11) I Wish I Was Five (Scrugg) …put this here not only because it’s a cool record, but because the title sums up most of the pop-psych philosophy. The main gazane here was a guy named John Kongos, a pretty accomplished all-around music biz talent for decades. The opening is classic organ and guitar mysterioso. “Sometimes it’s not so good to be alive” he sings, summing up the deep gloom that informs many of the Peter Pan yearnings of the genre. Of course, most performers in those days did not seek to drag you down into their anhedonia; it took years before everyone discovered the Velvets and decided that bumming us all out was Art’s highest calling.
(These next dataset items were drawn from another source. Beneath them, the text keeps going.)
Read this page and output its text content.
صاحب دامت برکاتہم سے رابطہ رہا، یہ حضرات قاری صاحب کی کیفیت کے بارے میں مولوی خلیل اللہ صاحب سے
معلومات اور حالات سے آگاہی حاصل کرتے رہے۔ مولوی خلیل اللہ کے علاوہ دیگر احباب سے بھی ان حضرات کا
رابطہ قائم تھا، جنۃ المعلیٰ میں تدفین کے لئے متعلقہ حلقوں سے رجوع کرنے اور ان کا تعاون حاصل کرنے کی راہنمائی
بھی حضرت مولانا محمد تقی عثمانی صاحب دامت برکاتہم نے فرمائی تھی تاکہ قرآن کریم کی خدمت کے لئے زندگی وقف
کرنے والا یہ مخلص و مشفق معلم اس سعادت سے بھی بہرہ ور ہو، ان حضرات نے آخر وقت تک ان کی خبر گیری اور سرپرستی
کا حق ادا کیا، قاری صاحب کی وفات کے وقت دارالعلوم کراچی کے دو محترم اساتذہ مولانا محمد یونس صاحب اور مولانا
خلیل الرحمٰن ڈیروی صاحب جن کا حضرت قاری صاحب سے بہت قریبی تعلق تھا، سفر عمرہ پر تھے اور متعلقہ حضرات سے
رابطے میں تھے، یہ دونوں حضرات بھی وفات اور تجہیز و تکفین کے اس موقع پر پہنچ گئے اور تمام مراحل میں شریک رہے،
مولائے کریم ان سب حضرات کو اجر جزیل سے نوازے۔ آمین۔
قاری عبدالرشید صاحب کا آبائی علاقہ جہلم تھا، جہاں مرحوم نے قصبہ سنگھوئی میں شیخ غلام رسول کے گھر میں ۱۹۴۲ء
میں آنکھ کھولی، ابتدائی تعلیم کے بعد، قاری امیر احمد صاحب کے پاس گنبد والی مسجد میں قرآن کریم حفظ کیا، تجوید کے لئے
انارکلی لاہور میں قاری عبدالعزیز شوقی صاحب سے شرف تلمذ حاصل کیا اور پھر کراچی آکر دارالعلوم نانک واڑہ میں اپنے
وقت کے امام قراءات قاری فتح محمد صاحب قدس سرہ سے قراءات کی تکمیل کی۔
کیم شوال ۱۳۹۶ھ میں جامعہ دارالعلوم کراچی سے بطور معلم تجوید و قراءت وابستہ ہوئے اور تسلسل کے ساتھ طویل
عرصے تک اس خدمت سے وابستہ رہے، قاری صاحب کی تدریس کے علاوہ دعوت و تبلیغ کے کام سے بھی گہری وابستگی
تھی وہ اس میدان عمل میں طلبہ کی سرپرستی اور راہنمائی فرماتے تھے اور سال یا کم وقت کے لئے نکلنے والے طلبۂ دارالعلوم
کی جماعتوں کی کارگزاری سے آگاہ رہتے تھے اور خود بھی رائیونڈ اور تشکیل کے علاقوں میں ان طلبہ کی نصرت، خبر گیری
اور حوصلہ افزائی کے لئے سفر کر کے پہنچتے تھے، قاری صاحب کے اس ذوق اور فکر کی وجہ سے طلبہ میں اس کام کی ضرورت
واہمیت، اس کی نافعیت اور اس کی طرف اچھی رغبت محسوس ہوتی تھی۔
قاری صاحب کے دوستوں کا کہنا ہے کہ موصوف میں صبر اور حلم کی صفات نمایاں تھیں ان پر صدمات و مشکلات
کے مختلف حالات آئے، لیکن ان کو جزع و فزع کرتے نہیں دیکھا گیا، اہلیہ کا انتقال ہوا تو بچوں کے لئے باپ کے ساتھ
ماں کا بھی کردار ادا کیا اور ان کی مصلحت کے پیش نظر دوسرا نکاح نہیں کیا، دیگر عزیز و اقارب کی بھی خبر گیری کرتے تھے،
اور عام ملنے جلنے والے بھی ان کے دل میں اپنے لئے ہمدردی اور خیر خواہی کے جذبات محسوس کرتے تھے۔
12) Wings of Love (Nirvana) …thanks to latterday suicide songster Cobain’s band, one must always qualify this band as “the 60s Nirvana” which is fucked, because they should have been well-enough remembered to force the Seattle band to pick a more appropriate name, like “Gehenna.” The leaders here were the abundantly gifted Patrick Campbell-Lyons and Alex Spyropoulos, who made a slew of KILLER records, including the first “rock opera” before SF Sorrow or Tommy. This particular number has a stunner of an orchestral intro, arranged by Syd Dale, a noted library/production music composer. It’s one of those mini-suites with several brilliantly developed sections. It’s about yearning, and it connects big time from the first tymp roll to the fakeout ending rave-up. They made other outstanding songs: “Rainbow Chaser” which pits John Barry Bond-isms against the cosmos, “I Believe in Magic” which boasts a truly original melody and a deliberately elusive point, and “Melanie Blue” – a colossal, unforgettable big-chorus ballad. What a band.
So that’s a few. Maybe I’ll get into a list of great old singer-songwriter things, rock things, whatever. Tell you one thing, the stuff is exerting an influence. You’ll hear it on the next album for sure. It can only help.